1. Ending the personal tax exclusion for employer based health insurance and replacing it with a tax credit

2. Mandating that all households obtain adequate insurance coverage

3. Providing refundable tax credits to help families pay for insurance coverage

4. Allowing Medicare enrollees to use a voucher to obtain private insurance

 

“[N]either the federal government nor any state requires all households to protect themselves from the potentially catastrophic costs of a serious accident or illness. Under the Heritage plan, there would be such a requirement.”

In later years, conservative thinkers would go on to champion consumer-directed health plans – specifically high deductible plans coupled to health savings accounts. The thinking went that if patients had more “skin in the game” that they would find ways to visit less expensive health care providers and bring down the price of health care. Liberals generically disliked the idea as something that would benefit the rich, the healthy, or would impose too great a financial burden on others who adopted such insurance plans.
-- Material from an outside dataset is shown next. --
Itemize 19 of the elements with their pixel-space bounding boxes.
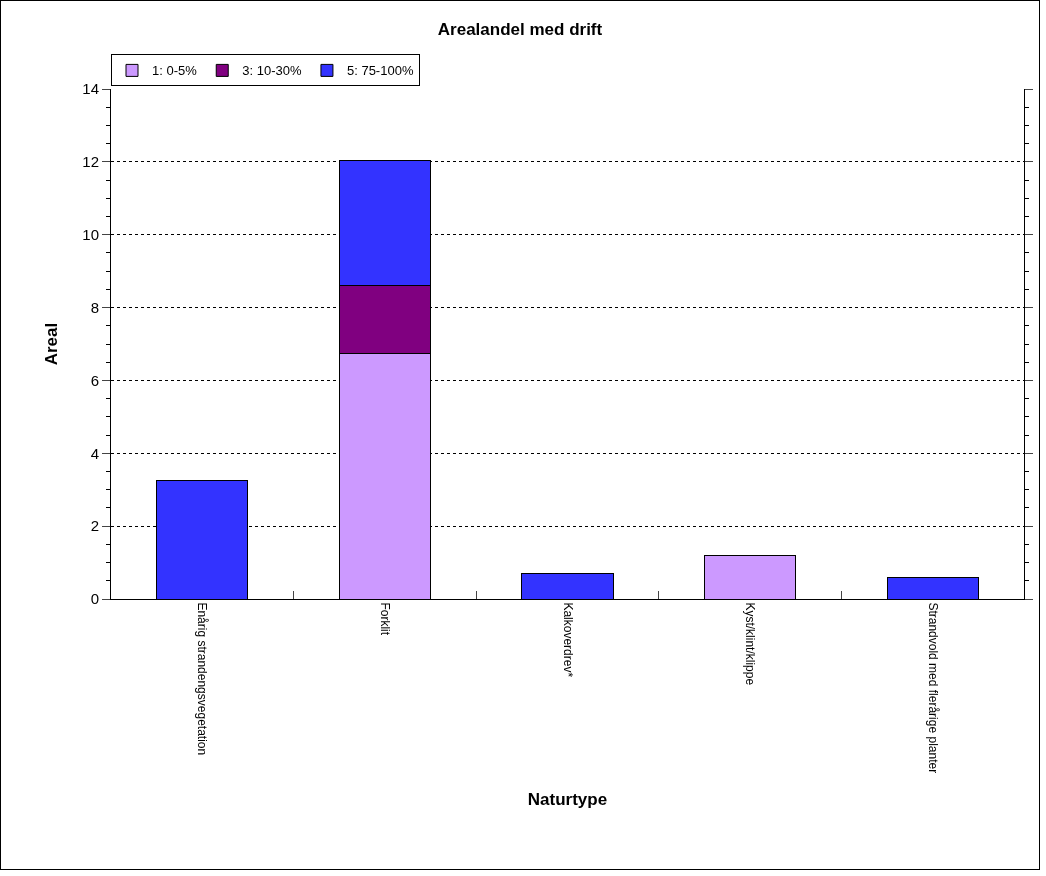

If you had blasted off into outer space in 1989 and made a trip to Pluto and back, you might be returning to Earth right about now. Not only would you be surprised that Pluto was no longer a planet (I personally was dismayed when I heard the news), you would also be flabbergasted that a law containing a “health care social contract” between the citizen and the federal government received no support from the Republican party.

“Under this social contract, the federal government would agree to make it financially possible, through refundable tax benefits or in some cases by providing access to public-sector health programs, for every American family to purchase at least a basic package of medical care, including catastrophic insurance. In return, government would require, by law every head of household to acquire at least a basic health plan for his or her family.Thus there would be mandated coverage under the Heritage proposal.”

So now, as Chandra alludes, HDHPs are essentially the Affordable Care Act’s bronze option, the individual mandate is alive, and families can purchase health insurance in exchanges instead of through their employers. But for some strange reason Republicans and the conservative think tanks that have fed them ideas have changed positions.

We know what the position of politicians such as Newt Gingrich was in the early1990s (and up to the early 2000s) but we cannot simultaneously know how quickly he (and others) would move away from that position. That’s a little political principle many people like to call The Heritage Uncertainly Principle.